Men often miss prostate cancer screening, experts say it could save lives
Men often skip a PSA conversation until it is too late, but experts say the missed screening can catch prostate cancer when treatment is far more effective.

Men’s health advocates keep returning to the same problem: a screening that can save lives is still too easy to put off. Dr. Darien Sutton of ABC News has been highlighting prostate cancer screening as National Men’s Health Week begins, and the message lands because the gap is behavioral as much as medical. The test most men miss is the PSA blood test, and the decision to take it starts with a conversation, not a reflex.
Why this screening matters
Prostate cancer is the most common nonskin cancer among men in the United States, and the numbers show why early detection remains a public health issue. The American Cancer Society says about 1 in 8 men will be diagnosed with prostate cancer in their lifetime, about 6 in 10 cases are found in men 65 or older, and the average age at diagnosis is about 67. The Centers for Disease Control and Prevention reported 255,395 new U.S. cases in 2022, with 70% diagnosed at the local stage, a sign that many cancers are still being caught before they spread.
That is the basic logic behind screening, even as the PSA test remains controversial. Major health organizations do not recommend automatic testing for every man without discussion; instead, they push informed decision-making with a clinician because the benefits, risks, and uncertainties need to be weighed case by case. In practice, that makes the screening less like a one-click appointment and more like a preventive-care decision that many men delay.
Who should talk to a clinician, and when
The American Cancer Society recommends that men at average risk begin shared decision-making about prostate cancer screening at age 50. Men at high risk should start that discussion at age 45. The society also says asymptomatic men with at least a 10-year life expectancy should have the chance to take part in that decision, which is especially important because screening is not reserved for men who already feel ill.
That timing matters because the disease often affects older men, but not only older men. The National Institute on Aging points readers to prostate health resources that include who needs annual PSA testing, reinforcing that the question is not whether every man should be screened on a fixed schedule, but which men should revisit the issue regularly with a clinician. In a preventive-care system, the men who benefit most are often the ones who make room for that conversation before symptoms, fear, or a late diagnosis force the issue.
Why men skip it anyway
The reluctance is familiar across American health care: if a test is optional, nuanced, and tied to a discussion about uncertainty, many men simply do not get around to it. Screening can be easy to postpone because it does not feel urgent, and because prostate cancer awareness does not always translate into action at the doctor’s office. National Men’s Health Week exists in part to push back on that pattern by encouraging men and boys to seek regular medical advice and early treatment for disease and injury.
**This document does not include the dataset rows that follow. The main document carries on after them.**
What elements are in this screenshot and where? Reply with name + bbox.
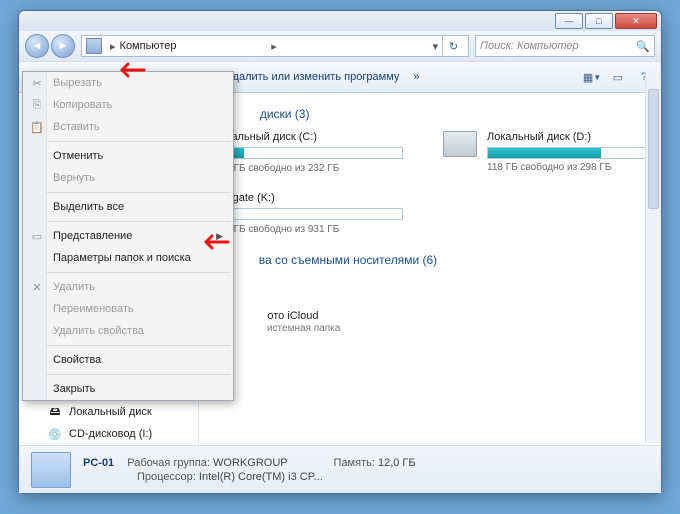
- maximize-button[interactable]: □: [585, 13, 613, 29]
- menu-remove-properties[interactable]: Удалить свойства: [23, 320, 233, 342]
- menu-close[interactable]: Закрыть: [23, 378, 233, 400]
- workgroup-value: WORKGROUP: [213, 457, 287, 469]
- folder-type: Системная папка: [259, 322, 340, 334]
- memory-value: 12,0 ГБ: [378, 457, 416, 469]
- nav-back-button[interactable]: ◄: [25, 34, 49, 58]
- sidebar-item-label: Локальный диск: [69, 406, 152, 418]
- section-removable: Устройства со съемными носителями (6): [213, 253, 647, 267]
- menu-select-all[interactable]: Выделить все: [23, 196, 233, 218]
- details-pane: PC-01 Рабочая группа: WORKGROUP Память: …: [19, 445, 661, 493]
- sidebar-item-label: CD-дисковод (I:): [69, 428, 152, 440]
- capacity-bar: [213, 208, 403, 220]
- drive-d[interactable]: Локальный диск (D:) 118 ГБ свободно из 2…: [443, 131, 633, 174]
- menu-label: Вернуть: [53, 172, 95, 184]
- memory-label: Память:: [334, 457, 375, 469]
- menu-layout[interactable]: ▭ Представление ▶: [23, 225, 233, 247]
- breadcrumb-computer[interactable]: Компьютер: [120, 40, 268, 52]
- paste-icon: 📋: [29, 119, 45, 135]
- menu-properties[interactable]: Свойства: [23, 349, 233, 371]
- explorer-window: — □ ✕ ◄ ► ▸ Компьютер ▸ ▾ ↻ Поиск: Компь…: [18, 10, 662, 494]
- capacity-bar: [487, 147, 661, 159]
- computer-icon: [31, 452, 71, 488]
- workgroup-label: Рабочая группа:: [127, 457, 210, 469]
- copy-icon: ⎘: [29, 97, 45, 113]
- organize-menu: ✂ Вырезать ⎘ Копировать 📋 Вставить Отменить…: [22, 71, 234, 401]
- toolbar-overflow-button[interactable]: »: [413, 71, 419, 83]
- menu-label: Выделить все: [53, 201, 124, 213]
- minimize-button[interactable]: —: [555, 13, 583, 29]
- address-dropdown-icon[interactable]: ▾: [428, 40, 442, 53]
- drive-label: Локальный диск (C:): [213, 131, 403, 143]
- nav-buttons: ◄ ►: [25, 34, 75, 58]
- menu-label: Отменить: [53, 150, 103, 162]
- scrollbar-thumb[interactable]: [648, 89, 659, 209]
- submenu-arrow-icon: ▶: [216, 231, 223, 242]
- menu-paste[interactable]: 📋 Вставить: [23, 116, 233, 138]
- content-pane: Жесткие Жесткие диски (3)диски (3) Локал…: [199, 93, 661, 445]
- drive-c[interactable]: Локальный диск (C:) 195 ГБ свободно из 2…: [213, 131, 403, 174]
- sidebar-item-local-disk[interactable]: 🖴 Локальный диск: [19, 401, 198, 423]
- breadcrumb-chevron-icon[interactable]: ▸: [106, 40, 120, 53]
- search-placeholder: Поиск: Компьютер: [480, 40, 579, 52]
- layout-icon: ▭: [29, 228, 45, 244]
- menu-delete[interactable]: ✕ Удалить: [23, 276, 233, 298]
- drive-free-space: 118 ГБ свободно из 298 ГБ: [487, 162, 633, 173]
- drive-free-space: 195 ГБ свободно из 232 ГБ: [213, 162, 403, 174]
- delete-icon: ✕: [29, 279, 45, 295]
- vertical-scrollbar[interactable]: [645, 73, 661, 443]
- section-hard-drives: Жесткие Жесткие диски (3)диски (3): [213, 107, 647, 121]
- address-bar[interactable]: ▸ Компьютер ▸ ▾ ↻: [81, 35, 469, 57]
- cpu-label: Процессор:: [137, 471, 196, 483]
- preview-pane-button[interactable]: ▭: [609, 68, 627, 86]
- menu-label: Параметры папок и поиска: [53, 252, 191, 264]
- menu-undo[interactable]: Отменить: [23, 145, 233, 167]
- menu-redo[interactable]: Вернуть: [23, 167, 233, 189]
- menu-label: Вставить: [53, 121, 100, 133]
- breadcrumb-chevron-icon[interactable]: ▸: [267, 40, 281, 53]
- menu-label: Переименовать: [53, 303, 134, 315]
- address-bar-row: ◄ ► ▸ Компьютер ▸ ▾ ↻ Поиск: Компьютер 🔍: [19, 31, 661, 61]
- uninstall-program-button[interactable]: Удалить или изменить программу: [226, 71, 399, 83]
- capacity-bar: [213, 147, 403, 159]
- sidebar-item-cd-drive[interactable]: 💿 CD-дисковод (I:): [19, 423, 198, 445]
- drive-label: Локальный диск (D:): [487, 131, 633, 143]
- nav-forward-button[interactable]: ►: [51, 34, 75, 58]
- cpu-value: Intel(R) Core(TM) i3 CP...: [199, 471, 323, 483]
- icloud-photos-folder[interactable]: Фото iCloud Системная папка: [213, 307, 647, 337]
- pc-name: PC-01: [83, 457, 114, 469]
- menu-label: Закрыть: [53, 383, 95, 395]
- menu-label: Свойства: [53, 354, 101, 366]
- menu-label: Вырезать: [53, 77, 102, 89]
- menu-label: Представление: [53, 230, 132, 242]
- close-button[interactable]: ✕: [615, 13, 657, 29]
- search-input[interactable]: Поиск: Компьютер 🔍: [475, 35, 655, 57]
- drive-k[interactable]: Seagate (K:) 895 ГБ свободно из 931 ГБ: [213, 192, 403, 235]
- computer-icon: [86, 38, 102, 54]
- menu-cut[interactable]: ✂ Вырезать: [23, 72, 233, 94]
- search-icon: 🔍: [636, 40, 650, 53]
- menu-label: Копировать: [53, 99, 112, 111]
- titlebar: — □ ✕: [19, 11, 661, 31]
- menu-label: Удалить: [53, 281, 95, 293]
- folder-label: Фото iCloud: [259, 310, 340, 322]
- drive-free-space: 895 ГБ свободно из 931 ГБ: [213, 223, 403, 235]
- refresh-button[interactable]: ↻: [442, 35, 464, 57]
- drive-label: Seagate (K:): [213, 192, 403, 204]
- menu-label: Удалить свойства: [53, 325, 144, 337]
- menu-folder-options[interactable]: Параметры папок и поиска: [23, 247, 233, 269]
- view-mode-button[interactable]: ▦▼: [583, 68, 601, 86]
- drive-icon: 🖴: [47, 404, 63, 420]
- drive-icon: [443, 131, 477, 157]
- cut-icon: ✂: [29, 75, 45, 91]
- menu-copy[interactable]: ⎘ Копировать: [23, 94, 233, 116]
- menu-rename[interactable]: Переименовать: [23, 298, 233, 320]
- optical-drive-icon: 💿: [47, 426, 63, 442]
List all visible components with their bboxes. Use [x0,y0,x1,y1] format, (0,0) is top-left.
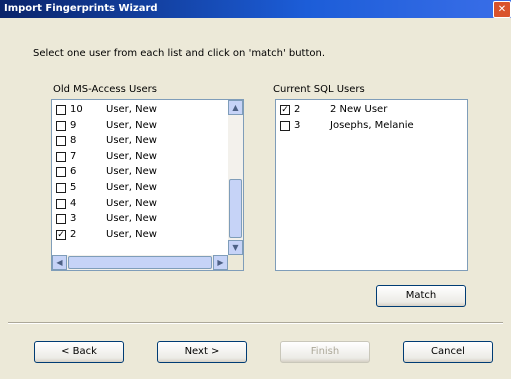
user-id: 3 [70,213,77,225]
window-title: Import Fingerprints Wizard [4,3,158,14]
checkbox[interactable]: ✓ [56,229,66,240]
user-name: User, New [106,150,157,162]
checkbox[interactable] [56,167,66,178]
scroll-up-icon[interactable]: ▲ [228,100,243,115]
user-id: 6 [70,166,77,178]
user-name: User, New [106,213,157,225]
user-name: 2 New User [330,104,388,115]
checkbox[interactable] [56,136,66,147]
checkbox[interactable] [56,198,66,209]
list-item[interactable]: 3 User, New [56,213,226,227]
checkbox[interactable]: ✓ [280,105,290,115]
list-item[interactable]: ✓ 2 User, New [56,228,226,243]
checkbox[interactable] [56,214,66,225]
title-bar: Import Fingerprints Wizard ✕ [0,0,511,18]
user-name: User, New [106,135,157,147]
close-button[interactable]: ✕ [493,1,511,18]
user-name: User, New [106,104,157,115]
list-item[interactable]: 5 User, New [56,182,226,196]
user-id: 2 [294,104,301,115]
scroll-right-icon[interactable]: ▶ [213,255,228,270]
list-item[interactable]: 3 Josephs, Melanie [280,119,450,134]
user-name: User, New [106,228,157,240]
checkbox[interactable] [56,183,66,193]
separator [8,322,503,324]
user-id: 2 [70,228,77,240]
list-item[interactable]: 10 User, New [56,104,226,118]
old-users-label: Old MS-Access Users [53,84,157,95]
current-users-label: Current SQL Users [273,84,365,95]
list-item[interactable]: 9 User, New [56,119,226,134]
user-name: User, New [106,166,157,178]
checkbox[interactable] [56,120,66,131]
list-item[interactable]: ✓ 2 2 New User [280,104,450,118]
list-item[interactable]: 6 User, New [56,166,226,180]
scroll-thumb-vertical[interactable] [229,179,242,238]
user-id: 10 [70,104,83,115]
checkbox[interactable] [280,120,290,131]
list-item[interactable]: 4 User, New [56,197,226,212]
checkbox[interactable] [56,151,66,162]
user-name: User, New [106,119,157,131]
scroll-thumb-horizontal[interactable] [68,256,212,269]
user-id: 5 [70,182,77,193]
checkbox[interactable] [56,105,66,115]
user-name: User, New [106,182,157,193]
next-button[interactable]: Next > [157,341,247,363]
list-item[interactable]: 7 User, New [56,150,226,165]
cancel-button[interactable]: Cancel [403,341,493,363]
user-id: 8 [70,135,77,147]
current-users-listbox[interactable]: ✓ 2 2 New User 3 Josephs, Melanie [275,99,468,271]
size-grip [228,255,243,270]
scroll-down-icon[interactable]: ▼ [228,240,243,255]
user-id: 3 [294,119,301,131]
back-button[interactable]: < Back [34,341,124,363]
list-item[interactable]: 8 User, New [56,135,226,149]
user-id: 9 [70,119,77,131]
scroll-left-icon[interactable]: ◀ [52,255,67,270]
user-name: Josephs, Melanie [330,119,414,131]
finish-button: Finish [280,341,370,363]
match-button[interactable]: Match [376,285,466,307]
user-id: 4 [70,197,77,209]
old-users-listbox[interactable]: 10 User, New 9 User, New 8 User, New 7 User, Ne… [51,99,244,271]
instruction-text: Select one user from each list and click… [33,48,326,59]
user-id: 7 [70,150,77,162]
horizontal-scrollbar[interactable]: ◀ ▶ [52,255,228,270]
user-name: User, New [106,197,157,209]
vertical-scrollbar[interactable]: ▲ ▼ [228,100,243,255]
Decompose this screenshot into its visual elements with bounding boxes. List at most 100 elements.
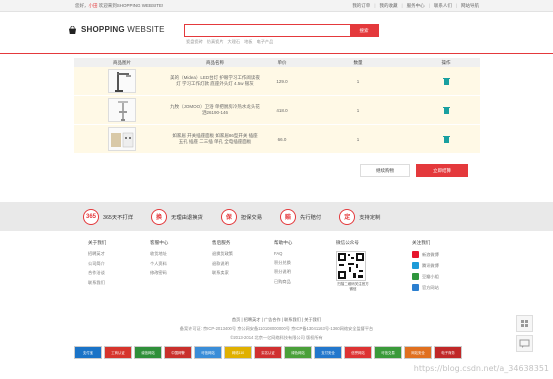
product-quantity[interactable]: 1 bbox=[304, 137, 412, 142]
service-compensation-icon: 赔 bbox=[280, 208, 297, 225]
header-divider bbox=[0, 53, 553, 54]
service-label: 先行赔付 bbox=[300, 214, 322, 221]
service-custom-icon: 定 bbox=[339, 208, 356, 225]
service-item: 保担保交易 bbox=[220, 208, 262, 225]
trust-badge[interactable]: 支付安全 bbox=[314, 346, 342, 359]
hot-words: 瓷盘瓷砖 仿真瓷片 大理石 地板 电子产品 bbox=[186, 39, 273, 45]
bottom-link[interactable]: 招聘英才 bbox=[244, 317, 261, 322]
hot-word[interactable]: 地板 bbox=[244, 39, 252, 45]
my-favorites-link[interactable]: 我的收藏 bbox=[379, 3, 397, 9]
delete-icon[interactable] bbox=[442, 135, 450, 143]
greeting: 您好， bbox=[75, 3, 89, 8]
cart-header: 商品图片 商品名称 单价 数量 操作 bbox=[74, 58, 480, 67]
delete-icon[interactable] bbox=[442, 106, 450, 114]
hot-word[interactable]: 电子产品 bbox=[257, 39, 274, 45]
trust-badge[interactable]: 绿色网站 bbox=[284, 346, 312, 359]
footer-link[interactable]: 合作洽谈 bbox=[88, 270, 150, 276]
footer-link[interactable]: 公司简介 bbox=[88, 261, 150, 267]
my-orders-link[interactable]: 我的订单 bbox=[352, 3, 370, 9]
service-center-link[interactable]: 服务中心 bbox=[407, 3, 425, 9]
trust-badge[interactable]: 实名认证 bbox=[254, 346, 282, 359]
service-exchange-icon: 换 bbox=[151, 208, 168, 225]
footer-link[interactable]: 已购商品 bbox=[274, 279, 336, 285]
search-box: 搜索 bbox=[184, 24, 379, 37]
welcome-text: 您好，小田 欢迎来到SHOPPING WEBSITE! bbox=[75, 3, 163, 9]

Stigma also plays a role, even if it is rarely written into appointment systems or policy memos. A test that requires a blood draw and a candid conversation about cancer risk can feel less immediate than a problem with obvious symptoms, which helps explain why prevention habits lag behind the science. The public-health challenge is not only to offer the screening, but to normalize the decision-making process that leads to it.
What the policy response says about the stakes
National Men’s Health Week was established by Congress and signed into law by President Bill Clinton on May 31, 1994, with the first observance designated for June 12 through 19, 1994. It now falls during the week of Father’s Day, and the Men’s Health Network says the goal is to get men and boys to seek regular medical advice and early treatment. This year’s observance sits inside a broader June campaign around men’s health, a reminder that awareness is meant to turn into appointments, screenings, and follow-up care.
Congress has also tied the issue to wider health disparities. A 2025 House resolution supporting National Men’s Health Week said men in the United States live more than 5 years less than women on average, and that African American men have the highest incidence of prostate cancer and are more likely to be diagnosed with and die from the disease than White men. In the same year, American Cancer Society researchers reported that prostate cancer incidence, after years of decline, was rising again at 3.0% annually from 2014 through 2021.
That trend sharpens the policy argument behind the week’s messaging. Prostate screening is not a one-size-fits-all command, but it is also not something men can safely ignore until later. For average-risk men at 50 and high-risk men at 45, the right next step is not guessing, it is a clinician conversation that can turn a missed chance into early detection.
This article was produced by Prism’s automated news system from verified source data, official records, and press releases, then run through automated quality and moderation checks before publishing. The system is built and supervised by the people who set the standards it runs under. Read our full AI policy.